Dunalley was first named East Bay Neck but was renamed Dunalley after Henry Prittie, 3rd Baron Dunalley (1807–1885). Dunalley came from Kilboy in the County of Tipperary, Ireland.

A survey map of the region that became Dunalley (from the 1800s) is available online to the public.

==Geography==
The waters of Frederick Henry Bay and Norfolk Bay form part of the southern boundary. The waters of Blackman Bay and Marion Bay form parts of the northern and eastern boundaries.

=== Climate ===
Dunalley experiences an oceanic climate (Köppen: Cfb) with pleasant, relatively dry summers and cool, wetter winters. The wettest recorded day was 14 January 2015 with 73.6 mm of rainfall. Extreme temperatures ranged from 39.0 C on 30 December 2019 to 0.7 C on 3 August 2015.

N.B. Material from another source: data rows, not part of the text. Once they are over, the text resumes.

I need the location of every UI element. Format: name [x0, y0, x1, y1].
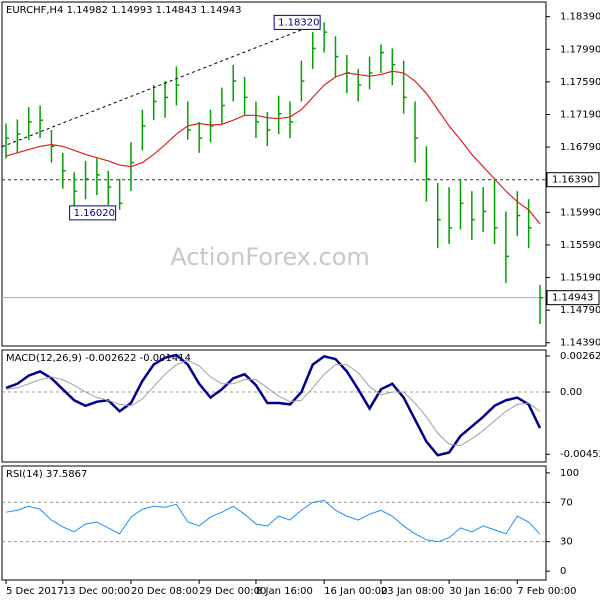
x-tick-label: 30 Jan 16:00 [449, 586, 512, 597]
x-tick-label: 8 Jan 16:00 [256, 586, 313, 597]
y-tick-label: 0.00262 [560, 351, 600, 362]
panel-frame [1, 465, 547, 581]
panel-title: MACD(12,26,9) -0.002622 -0.001414 [6, 353, 191, 364]
extreme-label: 1.18320 [278, 17, 319, 28]
level-label: 1.14943 [552, 293, 593, 304]
y-tick-label: 1.15590 [560, 240, 600, 251]
y-tick-label: 1.17590 [560, 77, 600, 88]
y-tick-label: 1.14790 [560, 305, 600, 316]
y-tick-label: 1.15190 [560, 273, 600, 284]
y-tick-label: 1.17190 [560, 109, 600, 120]
x-tick-label: 29 Dec 00:00 [199, 586, 266, 597]
y-tick-label: 1.17990 [560, 44, 600, 55]
y-tick-label: 1.15990 [560, 207, 600, 218]
indicator-line [5, 353, 542, 457]
panel-title: EURCHF,H4 1.14982 1.14993 1.14843 1.1494… [6, 5, 242, 16]
panel-title: RSI(14) 37.5867 [6, 469, 87, 480]
extreme-label: 1.16020 [74, 208, 115, 219]
indicator-line [5, 359, 541, 447]
x-tick-label: 20 Dec 08:00 [131, 586, 198, 597]
extreme-box [273, 14, 321, 30]
y-tick-label: 1.16790 [560, 142, 600, 153]
level-label: 1.16390 [552, 175, 593, 186]
panel-frame [1, 349, 547, 463]
moving-average [5, 70, 541, 225]
y-tick-label: 30 [560, 537, 573, 548]
trend-line [1, 22, 319, 148]
x-tick-label: 5 Dec 2017 [6, 586, 64, 597]
y-tick-label: 0.00 [560, 387, 582, 398]
y-tick-label: 70 [560, 497, 573, 508]
y-tick-label: 1.14390 [560, 338, 600, 349]
x-tick-label: 23 Jan 08:00 [381, 586, 444, 597]
x-tick-label: 16 Jan 00:00 [324, 586, 387, 597]
y-tick-label: 0 [560, 566, 566, 577]
y-tick-label: 100 [560, 468, 579, 479]
indicator-line [5, 499, 541, 543]
level-box [546, 290, 600, 306]
x-tick-label: 7 Feb 00:00 [517, 586, 576, 597]
level-box [546, 172, 600, 188]
x-tick-label: 13 Dec 00:00 [63, 586, 130, 597]
y-tick-label: 1.18390 [560, 12, 600, 23]
watermark: ActionForex.com [170, 243, 370, 271]
panel-frame [1, 1, 547, 347]
extreme-box [69, 205, 117, 221]
y-tick-label: -0.004526 [560, 449, 600, 460]
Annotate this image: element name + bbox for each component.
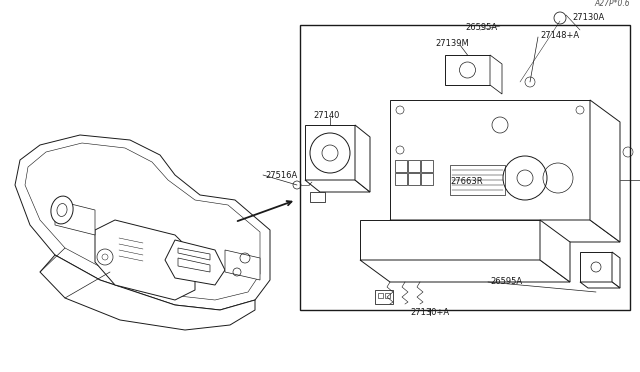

Climate data for Dunalley (42°54′S 147°47′E﻿ / ﻿42.90°S 147.79°E) (12 m (39 ft) AMSL) (2012-2025)
| Month | Jan | Feb | Mar | Apr | May | Jun | Jul | Aug | Sep | Oct | Nov | Dec | Year |
| Record high °C (°F) | 38.1 (100.6) | 37.4 (99.3) | 36.9 (98.4) | 31.4 (88.5) | 23.9 (75.0) | 19.7 (67.5) | 19.1 (66.4) | 21.9 (71.4) | 28.0 (82.4) | 32.6 (90.7) | 37.7 (99.9) | 39.0 (102.2) | 39.0 (102.2) |
| Mean daily maximum °C (°F) | 22.5 (72.5) | 21.9 (71.4) | 20.9 (69.6) | 18.2 (64.8) | 15.3 (59.5) | 13.0 (55.4) | 12.8 (55.0) | 13.6 (56.5) | 15.6 (60.1) | 17.0 (62.6) | 18.6 (65.5) | 20.6 (69.1) | 17.5 (63.5) |
| Mean daily minimum °C (°F) | 14.0 (57.2) | 13.7 (56.7) | 12.9 (55.2) | 10.8 (51.4) | 8.7 (47.7) | 7.0 (44.6) | 6.4 (43.5) | 6.5 (43.7) | 7.8 (46.0) | 9.1 (48.4) | 10.7 (51.3) | 12.2 (54.0) | 10.0 (50.0) |
| Record low °C (°F) | 6.9 (44.4) | 7.9 (46.2) | 6.2 (43.2) | 5.1 (41.2) | 3.1 (37.6) | 0.8 (33.4) | 1.0 (33.8) | 0.7 (33.3) | 2.0 (35.6) | 2.9 (37.2) | 3.6 (38.5) | 5.8 (42.4) | 0.7 (33.3) |
| Average precipitation mm (inches) | 47.7 (1.88) | 27.9 (1.10) | 36.9 (1.45) | 35.7 (1.41) | 51.2 (2.02) | 55.0 (2.17) | 39.0 (1.54) | 46.1 (1.81) | 39.9 (1.57) | 57.6 (2.27) | 44.7 (1.76) | 45.4 (1.79) | 528.3 (20.80) |
| Average precipitation days (≥ 0.2 mm) | 9.1 | 10.4 | 9.7 | 10.9 | 13.8 | 15.3 | 15.2 | 15.6 | 14.1 | 13.8 | 13.2 | 12.2 | 153.3 |
Source: Bureau of Meteorology (2012-2025)

==Road infrastructure==
Route A9 (Arthur Highway) runs through from north to south.